Situasi berubah drastis setelah informasi mengenai kondisi Siti sampai ke telinga Gubernur Jawa Barat, Dedi Mulyadi. Kecewa karena laporan justru tidak datang dari pemerintah setempat, Dedi langsung mengambil langkah taktis.
Ia menginstruksikan jajaran Dinas Kesehatan Provinsi Jawa Barat untuk segera mengambil alih seluruh proses penanganan. Tanpa penundaan lebih lanjut, Siti langsung dirujuk ke RSUD Welas Asih Bandung untuk mendapatkan perawatan intensif.

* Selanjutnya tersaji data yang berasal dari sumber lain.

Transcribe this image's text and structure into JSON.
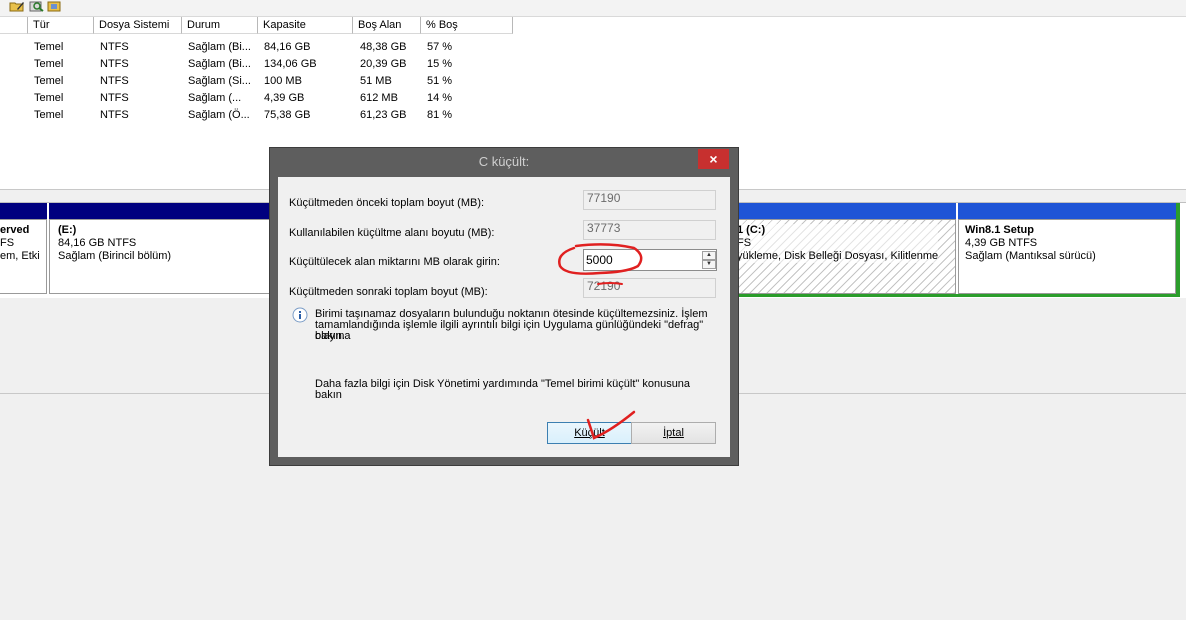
{
  "toolbar": {
    "icons": [
      "folder-edit-icon",
      "disk-search-icon",
      "disk-settings-icon"
    ]
  },
  "volume_list": {
    "columns": [
      "Tür",
      "Dosya Sistemi",
      "Durum",
      "Kapasite",
      "Boş Alan",
      "% Boş"
    ],
    "rows": [
      [
        "Temel",
        "NTFS",
        "Sağlam (Bi...",
        "84,16 GB",
        "48,38 GB",
        "57 %"
      ],
      [
        "Temel",
        "NTFS",
        "Sağlam (Bi...",
        "134,06 GB",
        "20,39 GB",
        "15 %"
      ],
      [
        "Temel",
        "NTFS",
        "Sağlam (Si...",
        "100 MB",
        "51 MB",
        "51 %"
      ],
      [
        "Temel",
        "NTFS",
        "Sağlam (...",
        "4,39 GB",
        "612 MB",
        "14 %"
      ],
      [
        "Temel",
        "NTFS",
        "Sağlam (Ö...",
        "75,38 GB",
        "61,23 GB",
        "81 %"
      ]
    ]
  },
  "disk_map": {
    "reserved": {
      "line1": "erved",
      "line2": "FS",
      "line3": "em, Etki"
    },
    "e_drive": {
      "line1": "(E:)",
      "line2": "84,16 GB NTFS",
      "line3": "Sağlam (Birincil bölüm)"
    },
    "c_drive": {
      "line1": "1  (C:)",
      "line2": "FS",
      "line3": "yükleme, Disk Belleği Dosyası, Kilitlenme"
    },
    "win81": {
      "line1": "Win8.1 Setup",
      "line2": "4,39 GB NTFS",
      "line3": "Sağlam (Mantıksal sürücü)"
    },
    "colors": {
      "primary_bar": "#00007f",
      "logical_bar": "#1e54d6",
      "extended_border": "#2b9d2b"
    }
  },
  "dialog": {
    "title": "C küçült:",
    "close_label": "×",
    "total_before_label": "Küçültmeden önceki toplam boyut (MB):",
    "total_before_value": "77190",
    "available_label": "Kullanılabilen küçültme alanı boyutu (MB):",
    "available_value": "37773",
    "amount_label": "Küçültülecek alan miktarını MB olarak girin:",
    "amount_value": "5000",
    "total_after_label": "Küçültmeden sonraki toplam boyut (MB):",
    "total_after_value": "72190",
    "info_icon": "info-icon",
    "info_line1": "Birimi taşınamaz dosyaların bulunduğu noktanın ötesinde küçültemezsiniz. İşlem",
    "info_line2": "tamamlandığında işlemle ilgili ayrıntılı bilgi için Uygulama günlüğündeki \"defrag\" olayına",
    "info_line3": "bakın.",
    "help_line1": "Daha fazla bilgi için Disk Yönetimi yardımında \"Temel birimi küçült\" konusuna",
    "help_line2": "bakın",
    "shrink_label": "Küçült",
    "cancel_label": "İptal"
  }
}
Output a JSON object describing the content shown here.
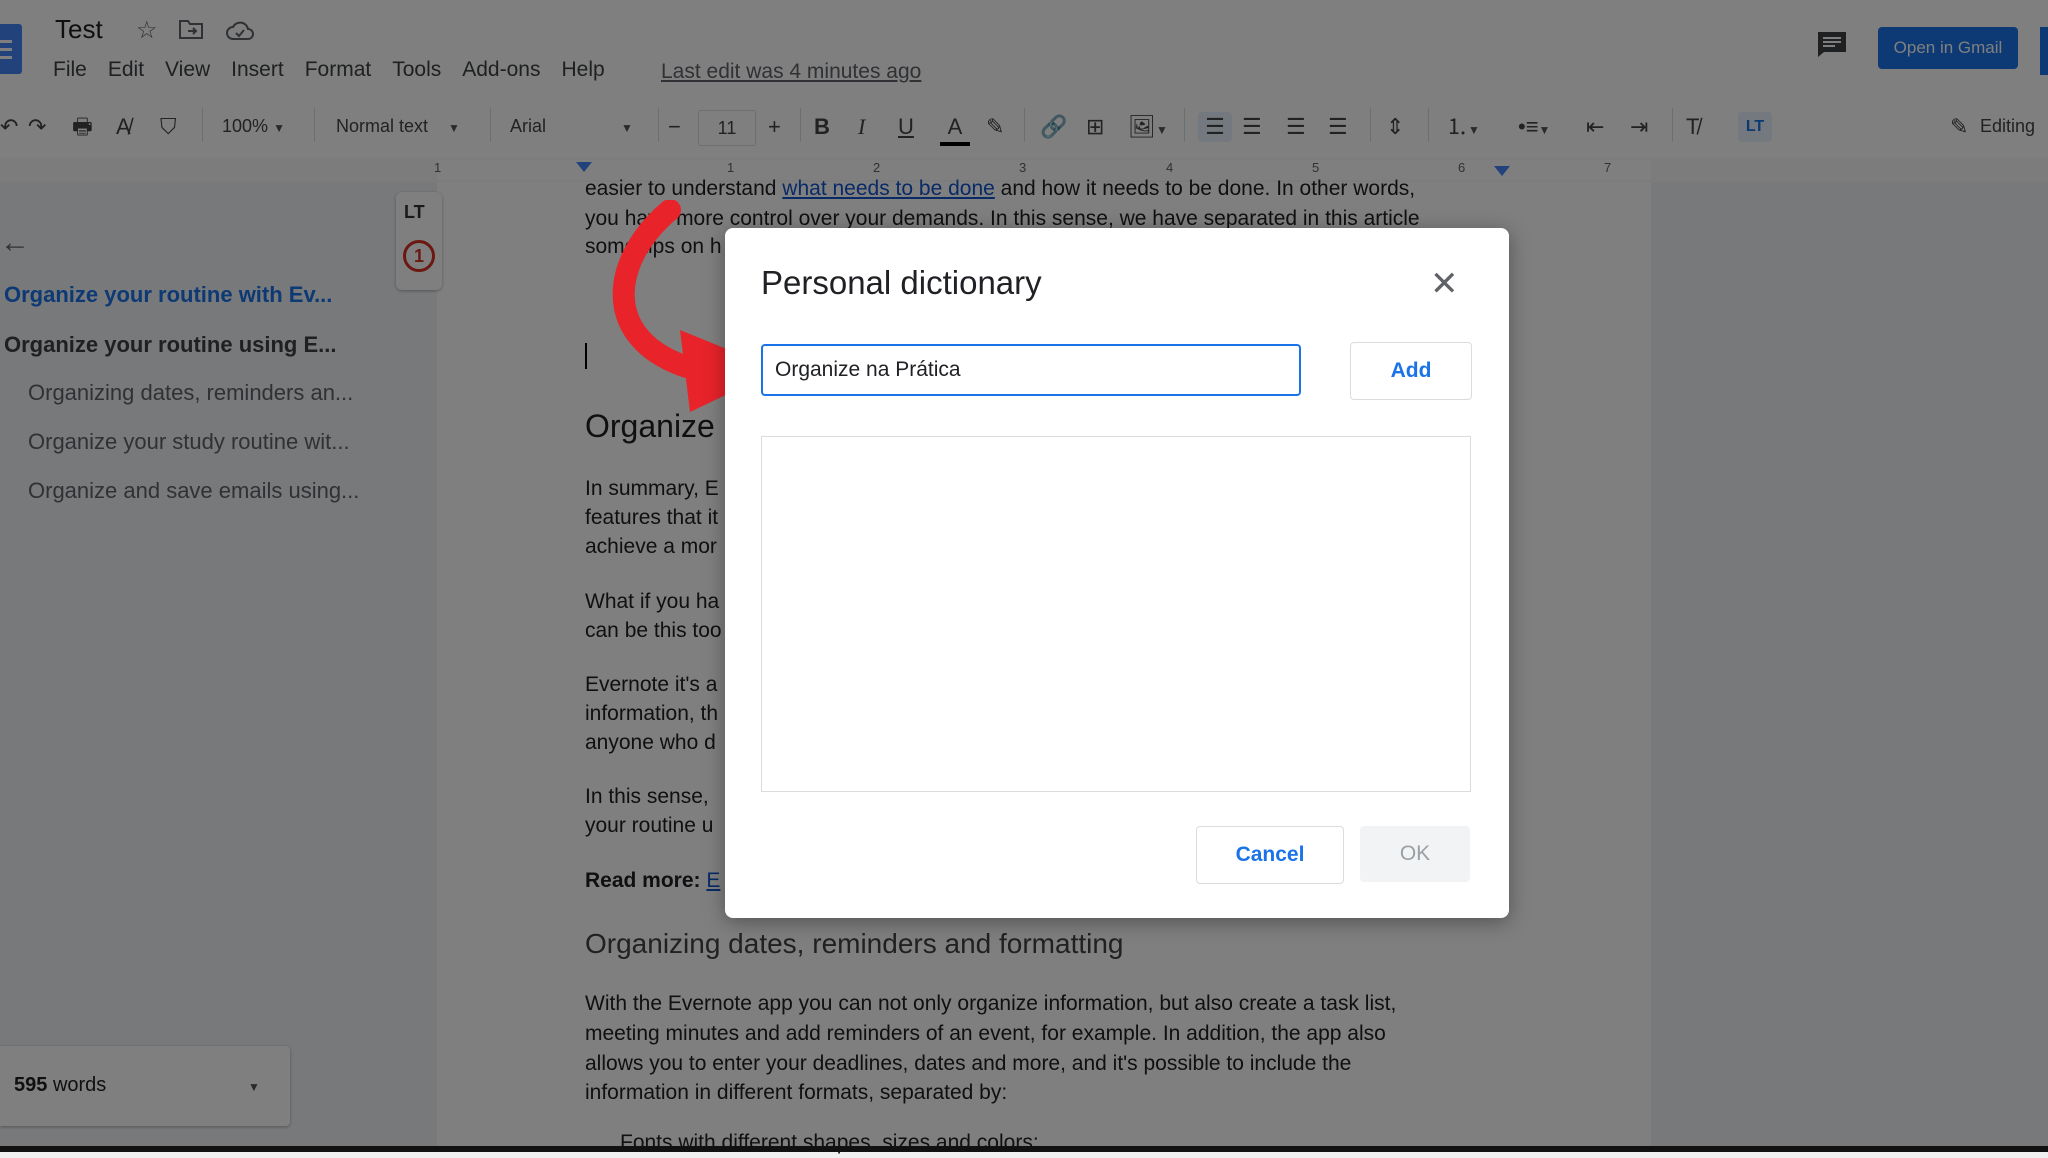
{
  "app": {
    "doc_title": "Test",
    "last_edit": "Last edit was 4 minutes ago",
    "open_in_gmail": "Open in Gmail",
    "accent_color": "#1a73e8"
  },
  "menu": [
    "File",
    "Edit",
    "View",
    "Insert",
    "Format",
    "Tools",
    "Add-ons",
    "Help"
  ],
  "toolbar": {
    "zoom": "100%",
    "style": "Normal text",
    "font": "Arial",
    "font_size": "11",
    "mode": "Editing"
  },
  "ruler": [
    "1",
    "1",
    "2",
    "3",
    "4",
    "5",
    "6",
    "7"
  ],
  "outline": {
    "items": [
      {
        "label": "Organize your routine with Ev...",
        "level": 1,
        "active": true
      },
      {
        "label": "Organize your routine using E...",
        "level": 1
      },
      {
        "label": "Organizing dates, reminders an...",
        "level": 2
      },
      {
        "label": "Organize your study routine wit...",
        "level": 2
      },
      {
        "label": "Organize and save emails using...",
        "level": 2
      }
    ]
  },
  "addon": {
    "badge": "1",
    "logo": "LT"
  },
  "word_count": {
    "count": "595",
    "unit": "words"
  },
  "document": {
    "line1_pre": "easier to understand ",
    "line1_link": "what needs to be done",
    "line1_post": " and how it needs to be done. In other words,",
    "line2": "you have more control over your demands. In this sense, we have separated in this article",
    "line3": "some tips on h",
    "heading1": "Organize",
    "p1": [
      "In summary, E",
      "features that it",
      "achieve a mor"
    ],
    "p2": [
      "What if you ha",
      "can be this too"
    ],
    "p3": [
      "Evernote it's a",
      "information, th",
      "anyone who d"
    ],
    "p4": [
      "In this sense, ",
      "your routine u"
    ],
    "read_more_label": "Read more: ",
    "read_more_link": "E",
    "heading2": "Organizing dates, reminders and formatting",
    "p5": [
      "With the Evernote app you can not only organize information, but also create a task list,",
      "meeting minutes and add reminders of an event, for example. In addition, the app also",
      "allows you to enter your deadlines, dates and more, and it's possible to include the",
      "information in different formats, separated by:"
    ],
    "bullet_partial": "Fonts with different shapes, sizes and colors;"
  },
  "dialog": {
    "title": "Personal dictionary",
    "input_value": "Organize na Prática",
    "add_label": "Add",
    "cancel_label": "Cancel",
    "ok_label": "OK"
  }
}
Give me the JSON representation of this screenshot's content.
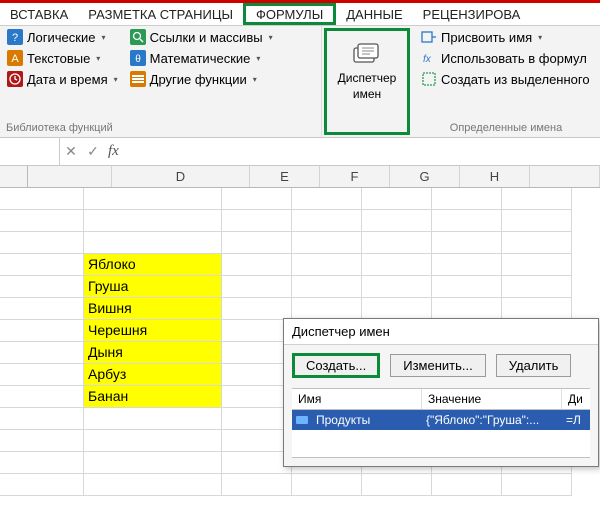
{
  "tabs": {
    "insert": "ВСТАВКА",
    "page_layout": "РАЗМЕТКА СТРАНИЦЫ",
    "formulas": "ФОРМУЛЫ",
    "data": "ДАННЫЕ",
    "review": "РЕЦЕНЗИРОВА"
  },
  "ribbon": {
    "lib": {
      "logical": "Логические",
      "text": "Текстовые",
      "datetime": "Дата и время",
      "lookup": "Ссылки и массивы",
      "math": "Математические",
      "more": "Другие функции",
      "group_title": "Библиотека функций"
    },
    "name_mgr": {
      "label_line1": "Диспетчер",
      "label_line2": "имен"
    },
    "defined": {
      "assign": "Присвоить имя",
      "use": "Использовать в формул",
      "create": "Создать из выделенного",
      "group_title": "Определенные имена"
    }
  },
  "fx": {
    "symbol": "fx",
    "cancel": "✕",
    "enter": "✓"
  },
  "cols": {
    "D": "D",
    "E": "E",
    "F": "F",
    "G": "G",
    "H": "H"
  },
  "cells": {
    "items": [
      "Яблоко",
      "Груша",
      "Вишня",
      "Черешня",
      "Дыня",
      "Арбуз",
      "Банан"
    ]
  },
  "dialog": {
    "title": "Диспетчер имен",
    "create": "Создать...",
    "edit": "Изменить...",
    "delete": "Удалить",
    "col_name": "Имя",
    "col_value": "Значение",
    "col_ref": "Ди",
    "row_name": "Продукты",
    "row_value": "{\"Яблоко\":\"Груша\":...",
    "row_ref": "=Л"
  }
}
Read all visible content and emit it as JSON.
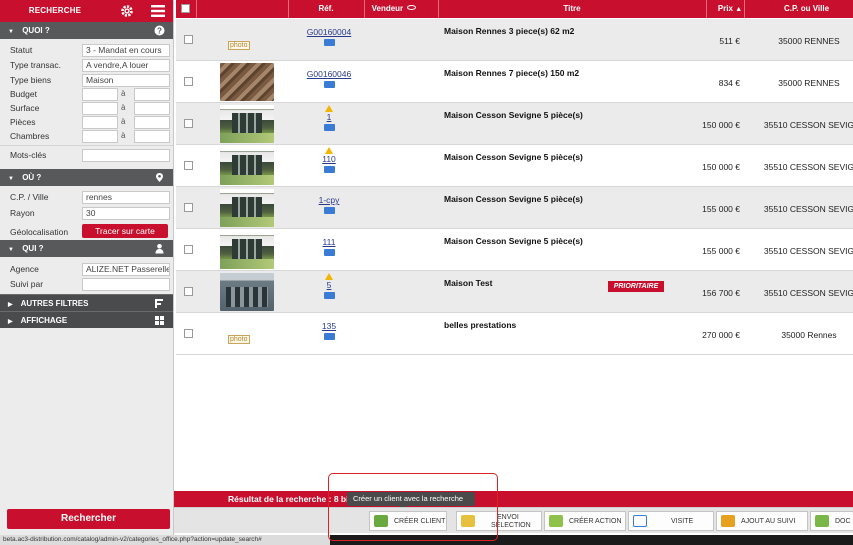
{
  "sidebar": {
    "title": "RECHERCHE",
    "sections": {
      "quoi": "QUOI ?",
      "ou": "OÙ ?",
      "qui": "QUI ?",
      "filtres": "AUTRES FILTRES",
      "affichage": "AFFICHAGE"
    },
    "fields": {
      "statut_label": "Statut",
      "statut_value": "3 - Mandat en cours",
      "type_transac_label": "Type transac.",
      "type_transac_value": "A vendre,A louer",
      "type_biens_label": "Type biens",
      "type_biens_value": "Maison",
      "budget_label": "Budget",
      "surface_label": "Surface",
      "pieces_label": "Pièces",
      "chambres_label": "Chambres",
      "range_sep": "à",
      "mots_cles_label": "Mots-clés",
      "cp_label": "C.P. / Ville",
      "cp_value": "rennes",
      "rayon_label": "Rayon",
      "rayon_value": "30",
      "geoloc_label": "Géolocalisation",
      "tracer_label": "Tracer sur carte",
      "agence_label": "Agence",
      "agence_value": "ALIZE.NET Passerelle",
      "suivi_label": "Suivi par"
    },
    "search_button": "Rechercher"
  },
  "table": {
    "headers": {
      "ref": "Réf.",
      "vendeur": "Vendeur",
      "titre": "Titre",
      "prix": "Prix",
      "cp": "C.P. ou Ville"
    },
    "rows": [
      {
        "ref": "G00160004",
        "titre": "Maison Rennes 3 piece(s) 62 m2",
        "prix": "511 €",
        "cp": "35000 RENNES"
      },
      {
        "ref": "G00160046",
        "titre": "Maison Rennes 7 piece(s) 150 m2",
        "prix": "834 €",
        "cp": "35000 RENNES"
      },
      {
        "ref": "1",
        "titre": "Maison Cesson Sevigne 5 pièce(s)",
        "prix": "150 000 €",
        "cp": "35510 CESSON SEVIG"
      },
      {
        "ref": "110",
        "titre": "Maison Cesson Sevigne 5 pièce(s)",
        "prix": "150 000 €",
        "cp": "35510 CESSON SEVIG"
      },
      {
        "ref": "1-cpy",
        "titre": "Maison Cesson Sevigne 5 pièce(s)",
        "prix": "155 000 €",
        "cp": "35510 CESSON SEVIG"
      },
      {
        "ref": "111",
        "titre": "Maison Cesson Sevigne 5 pièce(s)",
        "prix": "155 000 €",
        "cp": "35510 CESSON SEVIG"
      },
      {
        "ref": "5",
        "titre": "Maison Test",
        "badge": "PRIORITAIRE",
        "prix": "156 700 €",
        "cp": "35510 CESSON SEVIG"
      },
      {
        "ref": "135",
        "titre": "belles prestations",
        "prix": "270 000 €",
        "cp": "35000 Rennes"
      }
    ]
  },
  "result_text": "Résultat de la recherche : 8 bien",
  "tooltip": "Créer un client avec la recherche",
  "toolbar": {
    "creer_client": "CRÉER CLIENT",
    "envoi_l1": "ENVOI",
    "envoi_l2": "SÉLECTION",
    "creer_action": "CRÉER ACTION",
    "visite": "VISITE",
    "ajout_suivi": "AJOUT AU SUIVI",
    "doc": "DOC"
  },
  "status_url": "beta.ac3-distribution.com/catalog/admin-v2/categories_office.php?action=update_search#",
  "colors": {
    "accent": "#c8102e",
    "section": "#58595b"
  }
}
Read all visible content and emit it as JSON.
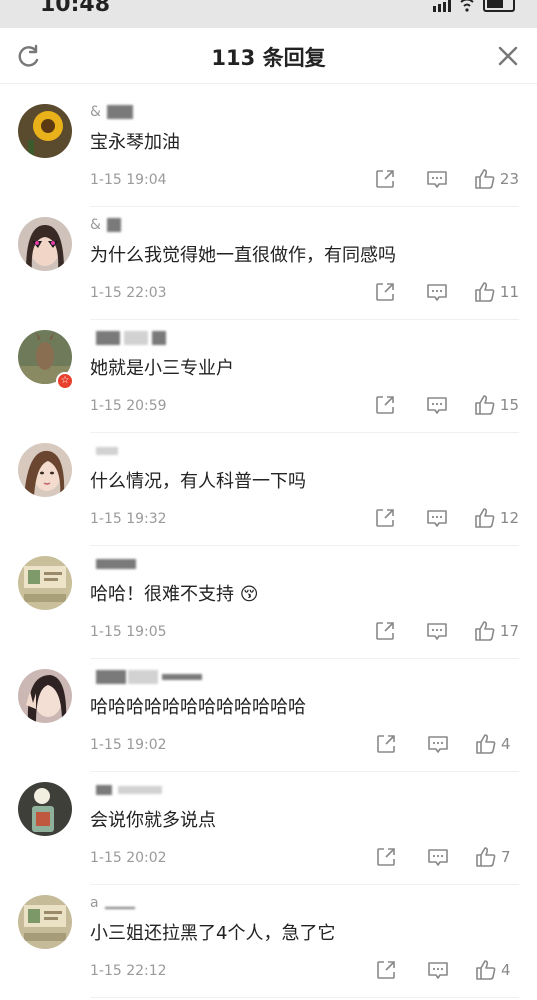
{
  "status_bar": {
    "time": "10:48"
  },
  "header": {
    "title": "113 条回复",
    "refresh_icon": "refresh-icon",
    "close_icon": "close-icon"
  },
  "colors": {
    "text": "#222222",
    "meta": "#9a9a9a",
    "badge": "#e8402c"
  },
  "comments": [
    {
      "user": "&",
      "text": "宝永琴加油",
      "time": "1-15 19:04",
      "likes": "23",
      "avatar": "sunflower"
    },
    {
      "user": "&",
      "text": "为什么我觉得她一直很做作，有同感吗",
      "time": "1-15 22:03",
      "likes": "11",
      "avatar": "girl-sunglasses"
    },
    {
      "user": "",
      "text": "她就是小三专业户",
      "time": "1-15 20:59",
      "likes": "15",
      "avatar": "kangaroo",
      "badge": "☆"
    },
    {
      "user": "",
      "text": "什么情况，有人科普一下吗",
      "time": "1-15 19:32",
      "likes": "12",
      "avatar": "girl-portrait"
    },
    {
      "user": "",
      "text": "哈哈！很难不支持 😚",
      "time": "1-15 19:05",
      "likes": "17",
      "avatar": "screenshot-a"
    },
    {
      "user": "",
      "text": "哈哈哈哈哈哈哈哈哈哈哈哈",
      "time": "1-15 19:02",
      "likes": "4",
      "avatar": "girl-peace"
    },
    {
      "user": "",
      "text": "会说你就多说点",
      "time": "1-15 20:02",
      "likes": "7",
      "avatar": "flower-jar"
    },
    {
      "user": "a",
      "text": "小三姐还拉黑了4个人，急了它",
      "time": "1-15 22:12",
      "likes": "4",
      "avatar": "screenshot-b"
    }
  ]
}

“Negara tidak boleh abai terhadap rakyatnya, terlebih mereka yang sedang sakit dan tidak berdaya. Pemprov Jabar membuka pintu selebar-lebarnya bagi warga yang tidak memiliki kemampuan untuk berobat,” tegas Dedi Mulyadi.
Dedi Mulyadi menegaskan bahwa seluruh biaya pengobatan Siti kini menjadi tanggung jawab penuh Pemerintah Provinsi Jawa Barat. Ia juga menjadikan kasus ini sebagai pelajaran penting agar sistem pengawasan di tingkat daerah lebih peka terhadap warga yang membutuhkan, terutama mereka yang telah berjasa di bidang olahraga.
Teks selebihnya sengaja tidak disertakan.